Officials created the position of vice provost for diversity and inclusion and hired Terri Harris Reed in 2011, who targeted hiring and retaining diverse faculty. Reed left the University in 2015.

Laguerre-Brown said her office is planning to partner with the University Teaching and Learning Center and with faculty from the Graduate School of Education and Human Development to come up with ways faculty can build curricula that reflect different ethnic, racial and socioeconomic perspectives.

“First and foremost, we want to promote inclusive excellence through education and training for our faculty staff and students,” she said.

The University administered a diversity climate survey to more than 1,000 undergraduate and graduate students on how they felt about diversity on campus in 2015, Laguerre-Brown said.

She said the study found that students were generally satisfied with campus’s diversity, but that the office decided against releasing the survey results because they were finalized shortly before presidential election – and that students’ feelings on diversity shifted after Election Day.

“Then the election happened and there was a tectonic shift on campus in terms of how people were feeling day-to-day.
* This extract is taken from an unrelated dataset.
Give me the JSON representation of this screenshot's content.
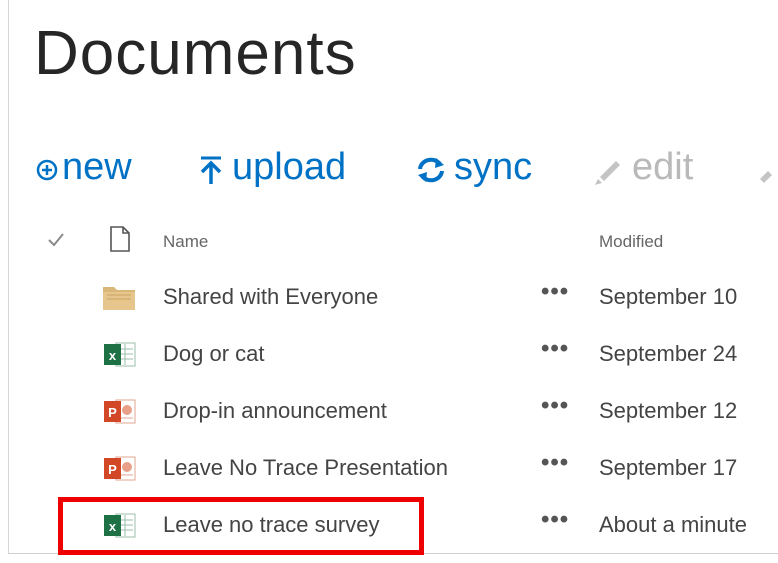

It felt like issuing the survey at a time when things had changed so dramatically was not the right way to go,” Laguerre-Brown said.

She said there was a “strong disparity” in students’ answers on the survey when asked if faculty include diverse perspectives in class discussions and assignments, which led to the partnership with GSEHD. More than 50 percent of the undergraduate students who responded agreed or strongly agreed that faculty members included diverse perspectives in lessons, but only 20 percent of black students agreed with that statement.

“This was an area of concern and it was part of the impetus for reaching out to GSEHD and to the University teaching and learning center to think through how we might provide resources that would be endorsed by faculty members,” she said.

Although the level of satisfaction with campus diversity varied by demographic groups, a majority of students said they were satisfied with racial and ethnic diversity in 2015. Laguerre-Brown said 81 percent of Asian undergraduate respondents were satisfied with diversity, as were 73 percent of white students, compared to about 63 percent of Latino students and 43 percent of black students.

In 2016, less than 1 percent of students were Native American or Pacific Islander, about 7 percent were Hispanic, roughly 10 percent were Asian or black, about 50 percent were white and about 60 percent were women.

Sen. Imani Ross, CCAS-U, who is the group coordinator for the women of color affinity in District House, said that although the University has made strides in increasing diversity, like with the decision to go test-optional, there is an “extreme lack” of diversity in faculty. The “next step” for diversity and inclusion is for professors to include perspectives inspired by different cultural and socioeconomic experiences in the classroom, she said.

“Faculty diversity is a huge problem, especially if you are a student who wants to reach out to professors and just doesn’t have someone that they know understands their background and some of your experiences,” Ross said. “That doesn’t necessarily mean faculty have to be a person of color but that means faculty and others need to have an understanding that there is an experience beyond theirs.”

Ross said that in her experience as a political science major, she feels American and European politics are emphasized over learning about other countries’ governments.

“There is a lot in politics in most of my classes that we just haven’t touched on but that really speaks to a lot of different cultures,” Ross said.

She added that faculty can better support students when they make the effort to diversify their own knowledge, regardless of their backgrounds.

“I have a teacher that I believe is very culturally competent and she’s a white woman,” Ross said. “I don’t feel unsafe when I go up to talk to her about things because I know that she has a healthy respect and understanding of my experience and where I come from. I don’t get that from every teacher that I have.”